Peter Grimm / 26.03.2019 / 06:04 / Foto: Government.ru / 60 / Seite ausdrucken

Süddeutsche: „Christlich-jüdisch“ ist verdächtig

Die Zeit-Journalisten Christian Fuchs und Paul Middelhoff haben bekanntlich ein Buch mit dem schönen Titel „Das Netzwerk der Neuen Rechten“ geschrieben. An dieser Stelle ist ja bereits auf den denunziatorischen Charakter dieses Werks eingegangen worden. Dort sind auf einer Netzwerk-Karte einige Punkte als „rechts“ markiert, bei denen jeder problemlos erkennen kann, dass er dort mitnichten Anhänger einer rechten Ideologie findet.

Freunde der Denunziation ertragen es eher nicht, wenn man Denunzianten, die im Dienst für die gute Sache lieber einen zu viel als einen zu wenig anschwärzen, dennoch umstandslos klar „Denunzianten“ nennt. Dass Fuchs und Middelhoff für eine gute Sache, nämlich den „Kampf gegen rechts“ geschrieben haben, dürfte in kaum einer Redaktion in Zweifel gezogen werden. Ebenso wenig überrascht es, dass dies in der Süddeutschen Zeitung Zustimmung findet. In der Rezension von Rudolf Walther über das genannte Buch liest man aber bemerkenswerte Facetten eines Weltbilds, das sonst ja leider meist nur mit einem eher dürftigen Textbaustein-Sortiment beschrieben wird.

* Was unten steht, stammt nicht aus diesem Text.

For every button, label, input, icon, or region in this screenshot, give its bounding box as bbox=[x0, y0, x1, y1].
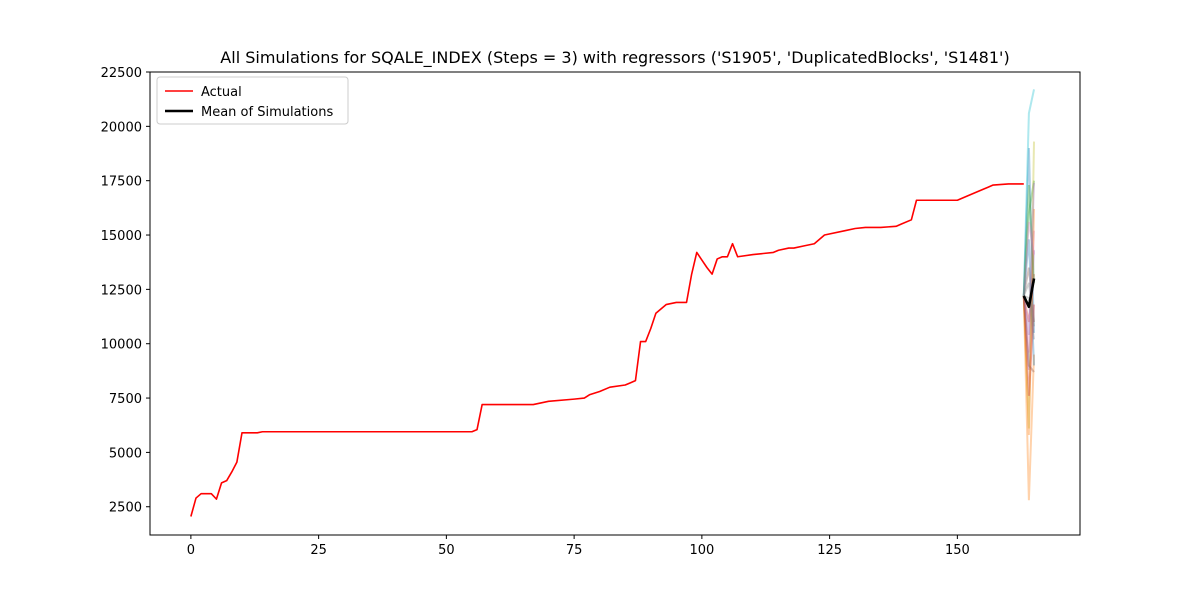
legend-actual-label: Actual bbox=[201, 85, 242, 100]
simulation-line bbox=[1022, 141, 1036, 429]
simulation-line bbox=[1022, 230, 1036, 353]
y-tick-label: 22500 bbox=[101, 66, 142, 81]
x-tick-label: 100 bbox=[689, 543, 714, 558]
y-tick-label: 15000 bbox=[101, 229, 142, 244]
legend: Actual Mean of Simulations bbox=[156, 76, 349, 125]
x-tick-label: 25 bbox=[310, 543, 327, 558]
x-tick-label: 0 bbox=[187, 543, 195, 558]
x-tick-label: 150 bbox=[945, 543, 970, 558]
legend-box bbox=[156, 76, 349, 125]
simulation-line bbox=[1022, 267, 1036, 323]
simulation-line bbox=[1022, 295, 1035, 373]
x-tick-label: 75 bbox=[566, 543, 583, 558]
simulation-line bbox=[1022, 148, 1036, 333]
simulation-line bbox=[1022, 221, 1035, 296]
simulation-line bbox=[1022, 282, 1036, 327]
x-tick-label: 50 bbox=[438, 543, 455, 558]
simulation-line bbox=[1022, 295, 1036, 396]
simulation-line bbox=[1022, 180, 1035, 296]
chart-title: All Simulations for SQALE_INDEX (Steps =… bbox=[220, 48, 1009, 68]
y-tick-label: 12500 bbox=[101, 283, 142, 298]
y-tick-label: 2500 bbox=[109, 501, 142, 516]
x-axis: 0 25 50 75 100 125 150 bbox=[187, 535, 970, 558]
simulation-line bbox=[1022, 184, 1036, 296]
simulation-line bbox=[1022, 295, 1036, 501]
y-tick-label: 7500 bbox=[109, 392, 142, 407]
simulation-line bbox=[1022, 182, 1036, 336]
y-tick-label: 5000 bbox=[109, 446, 142, 461]
mean-series-line bbox=[1022, 278, 1036, 309]
plot-area bbox=[149, 71, 1081, 536]
x-tick-label: 125 bbox=[817, 543, 842, 558]
actual-series-line bbox=[190, 183, 1024, 517]
plot-frame bbox=[149, 71, 1081, 536]
legend-mean-label: Mean of Simulations bbox=[201, 105, 333, 120]
simulation-line bbox=[1022, 239, 1036, 366]
y-tick-label: 20000 bbox=[101, 120, 142, 135]
simulation-line bbox=[1022, 89, 1035, 296]
y-tick-label: 17500 bbox=[101, 175, 142, 190]
y-axis: 2500 5000 7500 10000 12500 15000 17500 20000 225… bbox=[101, 66, 150, 516]
y-tick-label: 10000 bbox=[101, 338, 142, 353]
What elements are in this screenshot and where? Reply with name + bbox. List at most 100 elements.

Gut, die eingangs demonstrierte Realitätswahrnehmung kennt man schon:

„In stiller Kooperation mit der konservativen Presse ist es den neuen Rechten in den vergangenen fünf Jahren gelungen, alle anderen politischen Probleme außer Migration und Asyl aus der Debatte ganz oder teilweise herauszuhalten. Migration und Asyl sind so zu den alles überragenden Themen buchstäblich hochgeschrieben und -gesendet worden.“

Wie bitte? Nicht die unkontrollierte millionenfache Zuwanderung hat Migration und Asyl zu wichtigen Themen werden lassen, sondern dass sie „hochgeschrieben und -gesendet worden“ sind? (Über welche Sender verfügt die „Neue Rechte“ eigentlich?)

Darf man Denunzianten noch Denunzianten nennen?

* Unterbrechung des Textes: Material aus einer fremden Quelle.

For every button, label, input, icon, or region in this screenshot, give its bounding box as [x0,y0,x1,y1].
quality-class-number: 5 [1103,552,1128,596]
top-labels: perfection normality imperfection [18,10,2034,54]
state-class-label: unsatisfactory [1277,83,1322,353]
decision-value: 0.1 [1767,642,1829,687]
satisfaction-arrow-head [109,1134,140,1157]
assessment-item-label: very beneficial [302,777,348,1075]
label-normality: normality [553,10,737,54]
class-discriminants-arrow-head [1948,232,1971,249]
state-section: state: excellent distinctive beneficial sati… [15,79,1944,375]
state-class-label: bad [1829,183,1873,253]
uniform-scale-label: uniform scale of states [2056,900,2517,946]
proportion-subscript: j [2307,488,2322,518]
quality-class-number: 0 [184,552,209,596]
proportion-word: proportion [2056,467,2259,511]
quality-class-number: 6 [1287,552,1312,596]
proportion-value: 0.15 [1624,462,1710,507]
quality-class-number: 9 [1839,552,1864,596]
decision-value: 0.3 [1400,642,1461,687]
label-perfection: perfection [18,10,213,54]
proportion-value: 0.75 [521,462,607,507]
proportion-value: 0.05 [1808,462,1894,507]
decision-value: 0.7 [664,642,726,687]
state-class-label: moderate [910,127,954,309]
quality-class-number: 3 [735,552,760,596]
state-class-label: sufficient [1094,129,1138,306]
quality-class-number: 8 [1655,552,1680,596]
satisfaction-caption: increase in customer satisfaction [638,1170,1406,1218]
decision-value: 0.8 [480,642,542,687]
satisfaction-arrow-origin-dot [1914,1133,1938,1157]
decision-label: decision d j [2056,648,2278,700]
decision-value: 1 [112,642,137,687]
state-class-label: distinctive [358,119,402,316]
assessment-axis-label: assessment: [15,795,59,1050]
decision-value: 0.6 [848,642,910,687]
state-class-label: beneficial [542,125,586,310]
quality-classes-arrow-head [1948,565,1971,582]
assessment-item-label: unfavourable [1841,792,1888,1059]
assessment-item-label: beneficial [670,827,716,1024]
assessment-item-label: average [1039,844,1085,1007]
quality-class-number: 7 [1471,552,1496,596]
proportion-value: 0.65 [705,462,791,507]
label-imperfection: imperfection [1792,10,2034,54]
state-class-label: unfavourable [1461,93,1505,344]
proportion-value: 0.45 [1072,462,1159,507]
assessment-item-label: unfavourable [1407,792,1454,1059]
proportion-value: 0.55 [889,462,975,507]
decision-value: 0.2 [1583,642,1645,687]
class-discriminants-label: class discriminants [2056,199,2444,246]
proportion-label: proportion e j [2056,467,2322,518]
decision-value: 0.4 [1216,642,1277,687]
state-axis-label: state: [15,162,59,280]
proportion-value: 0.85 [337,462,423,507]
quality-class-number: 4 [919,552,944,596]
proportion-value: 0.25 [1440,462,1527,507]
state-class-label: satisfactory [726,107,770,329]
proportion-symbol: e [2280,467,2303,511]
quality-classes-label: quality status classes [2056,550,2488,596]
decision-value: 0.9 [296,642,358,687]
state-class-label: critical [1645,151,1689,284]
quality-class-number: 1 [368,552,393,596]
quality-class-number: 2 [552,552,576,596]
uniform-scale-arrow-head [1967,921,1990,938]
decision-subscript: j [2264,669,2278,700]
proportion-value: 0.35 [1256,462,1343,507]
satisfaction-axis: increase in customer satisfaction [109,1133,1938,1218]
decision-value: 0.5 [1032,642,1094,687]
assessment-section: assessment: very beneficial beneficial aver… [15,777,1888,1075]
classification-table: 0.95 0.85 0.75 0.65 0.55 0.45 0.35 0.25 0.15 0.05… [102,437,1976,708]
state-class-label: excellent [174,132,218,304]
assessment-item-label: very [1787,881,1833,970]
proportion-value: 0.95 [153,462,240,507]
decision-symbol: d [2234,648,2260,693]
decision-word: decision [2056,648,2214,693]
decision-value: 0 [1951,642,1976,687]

Aber halten wir uns nicht an solch einem Detail auf, wenn es um das große Ganze geht. Denn kaum jemand hat einmal so komprimiert und umfassend wie SZ-Autor Walther beschrieben, was alles rechts ist und deshalb zu recht in dieses „Netzwerk“-Buch hineingehört:

„In dieser christlich-jüdisch, abendländisch-ethnozentrisch, männlich-autoritär und wohlstands-chauvinistisch verkürzten Weltsicht erscheint der Rechtsstaat als Luxus und die pluralistische Demokratie als Diktatur. Kein Wunder, dass etwa Roland Tichy und Henrik M. Broder sich von dem Buch angesprochen fühlen und die Autoren der Denunziation bezichtigten; andere drohten gleich mit juristischen Mitteln, wie der Verlag meldet.“

Was für ein Inhalt in so wenigen Zeilen! Bei der „verkürzten Weltsicht“ hätte ich allerdings schon die Frage, ob alle Zuschreibungen erfüllt sein müssen, um damit Aufnahme ins neurechte Netzwerk zu finden? Oder reicht es „christlich-jüdisch“ und vielleicht noch „männlich-autoritär“ zu sein? „Christlich-jüdisch“ ist inzwischen offenbar zu einem Indiz für rechte Gesinnung avanciert, das ist schon etwas Neues. Noch vor Kurzem hätte das wohl in Deutschland kaum ein Redakteur so stehen lassen.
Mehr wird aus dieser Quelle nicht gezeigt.